Na dança das estatísticas criminais, os refluxos nos números de homicídios devem ser comemorados em um primeiro momento e imediatamente depois colocados em perspectiva, para se estabelecer a causalidade dos êxitos. O mês de fevereiro no Espírito Santo foi um respiro após o sufoco de janeiro, e as razões dessa queda devem estar no radar das autoridades de segurança pública, para que possíveis estratégias com resultado comprovado sirvam de norte para o combate à criminalidade, que passou a agir dentro de novas dinâmicas nos últimos anos.
A queda no número de homicídios em fevereiro foi expressiva, quando os dados são comparados com o mesmo período do ano passado. Em 2021, foram registradas 82 ocorrências (média aproximada de 3 por dia, ainda absurda) contra 109 do mesmo mês no ano passado, o que representa uma redução de 24,77%. Isso subsequente a um janeiro sangrento, com 108 assassinatos, um aumento de 14,7% em relação ao mesmo mês de 2020.
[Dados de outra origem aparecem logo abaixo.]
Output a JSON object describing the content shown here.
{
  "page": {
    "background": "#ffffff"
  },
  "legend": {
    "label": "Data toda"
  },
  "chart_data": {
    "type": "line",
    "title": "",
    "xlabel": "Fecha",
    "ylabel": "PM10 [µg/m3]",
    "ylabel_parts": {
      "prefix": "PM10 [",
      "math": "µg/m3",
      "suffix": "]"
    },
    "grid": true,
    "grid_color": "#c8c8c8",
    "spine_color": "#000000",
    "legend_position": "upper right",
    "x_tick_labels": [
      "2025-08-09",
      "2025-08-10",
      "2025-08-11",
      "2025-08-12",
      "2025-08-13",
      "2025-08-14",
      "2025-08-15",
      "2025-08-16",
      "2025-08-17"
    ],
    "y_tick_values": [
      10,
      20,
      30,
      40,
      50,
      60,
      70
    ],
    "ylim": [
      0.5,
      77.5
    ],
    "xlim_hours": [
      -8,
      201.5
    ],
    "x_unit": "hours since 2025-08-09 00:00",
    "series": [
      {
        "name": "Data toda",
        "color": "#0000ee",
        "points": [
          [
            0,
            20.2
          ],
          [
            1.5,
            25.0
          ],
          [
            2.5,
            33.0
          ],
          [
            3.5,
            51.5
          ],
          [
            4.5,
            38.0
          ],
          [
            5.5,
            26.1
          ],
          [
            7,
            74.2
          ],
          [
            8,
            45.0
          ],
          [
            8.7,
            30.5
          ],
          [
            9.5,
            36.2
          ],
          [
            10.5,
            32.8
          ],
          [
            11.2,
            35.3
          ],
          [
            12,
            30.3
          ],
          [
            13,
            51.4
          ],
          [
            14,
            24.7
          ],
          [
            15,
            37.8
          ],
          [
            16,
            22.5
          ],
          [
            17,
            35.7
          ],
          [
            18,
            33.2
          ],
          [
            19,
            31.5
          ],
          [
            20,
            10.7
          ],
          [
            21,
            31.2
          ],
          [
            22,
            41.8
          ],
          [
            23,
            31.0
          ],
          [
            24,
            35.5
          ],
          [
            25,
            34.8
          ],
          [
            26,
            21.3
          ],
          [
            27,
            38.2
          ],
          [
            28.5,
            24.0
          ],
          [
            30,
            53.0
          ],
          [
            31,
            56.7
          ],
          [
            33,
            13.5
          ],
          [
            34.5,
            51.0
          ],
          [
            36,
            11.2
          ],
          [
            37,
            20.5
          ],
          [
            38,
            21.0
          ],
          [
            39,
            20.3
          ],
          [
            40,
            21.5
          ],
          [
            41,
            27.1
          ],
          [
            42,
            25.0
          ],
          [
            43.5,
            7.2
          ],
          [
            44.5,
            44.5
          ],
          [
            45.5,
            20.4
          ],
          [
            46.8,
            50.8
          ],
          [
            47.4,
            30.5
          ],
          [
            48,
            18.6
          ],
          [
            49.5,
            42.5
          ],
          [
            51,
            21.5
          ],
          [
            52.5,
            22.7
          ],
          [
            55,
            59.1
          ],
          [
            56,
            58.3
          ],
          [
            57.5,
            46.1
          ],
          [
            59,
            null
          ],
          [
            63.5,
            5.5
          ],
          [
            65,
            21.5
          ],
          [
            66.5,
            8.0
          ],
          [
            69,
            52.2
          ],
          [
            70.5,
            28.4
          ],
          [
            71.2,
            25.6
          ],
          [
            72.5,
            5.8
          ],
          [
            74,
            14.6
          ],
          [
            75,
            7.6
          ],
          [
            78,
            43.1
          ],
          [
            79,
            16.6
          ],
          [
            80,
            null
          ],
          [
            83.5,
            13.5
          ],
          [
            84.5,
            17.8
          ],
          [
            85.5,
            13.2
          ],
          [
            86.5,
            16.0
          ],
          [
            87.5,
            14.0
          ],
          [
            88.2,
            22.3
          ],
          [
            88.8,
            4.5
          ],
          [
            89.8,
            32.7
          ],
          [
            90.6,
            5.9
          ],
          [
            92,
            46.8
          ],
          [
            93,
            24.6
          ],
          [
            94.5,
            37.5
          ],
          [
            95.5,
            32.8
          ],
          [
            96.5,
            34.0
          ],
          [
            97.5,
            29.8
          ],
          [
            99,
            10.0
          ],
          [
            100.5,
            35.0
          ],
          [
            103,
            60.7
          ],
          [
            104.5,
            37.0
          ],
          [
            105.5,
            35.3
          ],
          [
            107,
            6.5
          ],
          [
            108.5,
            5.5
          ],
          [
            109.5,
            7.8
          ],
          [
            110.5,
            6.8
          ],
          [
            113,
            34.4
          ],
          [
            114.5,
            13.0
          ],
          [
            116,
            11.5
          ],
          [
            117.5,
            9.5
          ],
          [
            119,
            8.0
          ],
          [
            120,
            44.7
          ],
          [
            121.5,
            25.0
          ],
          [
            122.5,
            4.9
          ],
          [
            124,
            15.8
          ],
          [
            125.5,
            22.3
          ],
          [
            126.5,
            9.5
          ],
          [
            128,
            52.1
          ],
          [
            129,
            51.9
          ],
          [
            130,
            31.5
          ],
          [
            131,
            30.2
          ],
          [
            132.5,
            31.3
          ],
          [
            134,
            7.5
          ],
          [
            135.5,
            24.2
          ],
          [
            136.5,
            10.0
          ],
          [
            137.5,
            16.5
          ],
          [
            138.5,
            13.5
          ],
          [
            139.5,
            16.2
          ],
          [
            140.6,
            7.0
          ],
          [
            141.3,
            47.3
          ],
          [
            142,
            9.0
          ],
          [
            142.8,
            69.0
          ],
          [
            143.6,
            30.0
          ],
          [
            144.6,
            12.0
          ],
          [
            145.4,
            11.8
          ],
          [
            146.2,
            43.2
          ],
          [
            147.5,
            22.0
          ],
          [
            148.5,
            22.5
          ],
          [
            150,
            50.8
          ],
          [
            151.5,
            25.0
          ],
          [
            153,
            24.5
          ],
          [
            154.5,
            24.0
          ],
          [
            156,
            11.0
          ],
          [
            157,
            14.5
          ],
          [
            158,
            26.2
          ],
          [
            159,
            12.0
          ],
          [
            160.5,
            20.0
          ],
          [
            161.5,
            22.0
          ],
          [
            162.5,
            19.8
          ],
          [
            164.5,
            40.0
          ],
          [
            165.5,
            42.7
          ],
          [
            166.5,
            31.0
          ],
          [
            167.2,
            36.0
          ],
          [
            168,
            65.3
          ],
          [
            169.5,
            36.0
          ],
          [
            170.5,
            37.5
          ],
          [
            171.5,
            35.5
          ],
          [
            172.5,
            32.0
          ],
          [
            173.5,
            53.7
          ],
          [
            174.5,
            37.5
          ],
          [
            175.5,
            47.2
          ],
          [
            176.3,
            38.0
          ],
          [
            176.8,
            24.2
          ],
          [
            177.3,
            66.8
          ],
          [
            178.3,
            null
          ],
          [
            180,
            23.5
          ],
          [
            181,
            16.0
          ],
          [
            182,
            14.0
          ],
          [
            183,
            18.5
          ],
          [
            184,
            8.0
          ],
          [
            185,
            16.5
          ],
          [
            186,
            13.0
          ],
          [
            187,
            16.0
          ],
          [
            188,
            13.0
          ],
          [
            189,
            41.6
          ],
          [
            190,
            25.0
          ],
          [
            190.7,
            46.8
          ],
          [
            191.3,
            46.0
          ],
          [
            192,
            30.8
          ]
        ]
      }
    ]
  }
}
Para se ter uma ideia de como a dança dos números muda de compasso, o Estado havia registrado até o dia 23 de fevereiro um total de 181 homicídios contra 174 no mesmo período do ano passado. A tendência, portanto, era de que o primeiro bimestre de 2021 fechasse em desvantagem. No fim do mês de fevereiro, houve a virada: com os dados consolidados dos dois primeiros meses do ano, foram 193 mortes em 2021, enquanto no ano passado o número chegou a 204. Uma queda de 5,3%
Essa queda de fevereiro deve ser encarada da mesma forma que as sucessivas reduções nos índices de homicídio no Espírito Santo na última década: com parcimônia e trabalho contínuo. Já está mais do que comprovado que as políticas de Estado fizeram a diferença para tirar o Espírito Santo do fundo do poço no qual se encontrava nos anos 90 e na primeira década deste século. Mas, assim como o mundo não é o mesmo de dez anos atrás, as estruturas organizacionais do crime se transformaram e só serão desbaratadas com estratégia. Informação é a arma mais preciosa nesse combate.
O perfil dos assassinatos, divulgados pela Secretaria Estadual de Segurança Pública, apontam o tamanho do desafio da prevenção, mas também mostram que a redução sistêmica de mortes violentas não é intransponível. Dentro do recorte dos crimes ocorridos entre 1º de janeiro e 23 de fevereiro, 74% das mortes tiveram características de execução, apontando para a guerrilha urbana entre facções criminosas, o que demanda uma presença cada vez mais qualificada do Estado nos bairros dominados por esses grupos. Por outro lado, cerca de 20% são definidos como crime de proximidade, praticados por pessoas com algum relacionamento com a vítima, normalmente fazendo uso de armas que estão à mão, como facas e facões. É quase um problema social de nível estrutural, que exige um exercício de cidadania que só a educação e as oportunidades são capazes de proporcionar. E o papel do Estado também é imprescindível.
O enfrentamento da violência deve seguir diretrizes já colocadas em prática pela atual gestão da Segurança Pública, com operações sistemáticas para aprisionar lideranças e homicidas, com o aprimoramento contínuo dos recursos de inteligência. Bairros inteiros não podem permanecer sob a égide de bandidos, que ditam normas de conduta, o que exige força estratégica de reação, sempre respeitando e preservando a vida dos moradores dessas localidades, vítimas da criminalidade. As abordagens devem ser cirúrgicas.
Espera-se que o mês de fevereiro menos violento antecipe uma tendência que se confirme ao longo de 2021, o que só será possível com a atuação policial cada vez mais ajustada à nova realidade do crime, com atenção até mesmo ao contexto pandêmico. O Espírito Santo, com tantos avanços econômicos, políticos e sociais registrados nas últimas décadas, merece consolidar o êxito também no combate à violência. Que 2021 prove que 2020 foi um ano fora da curva.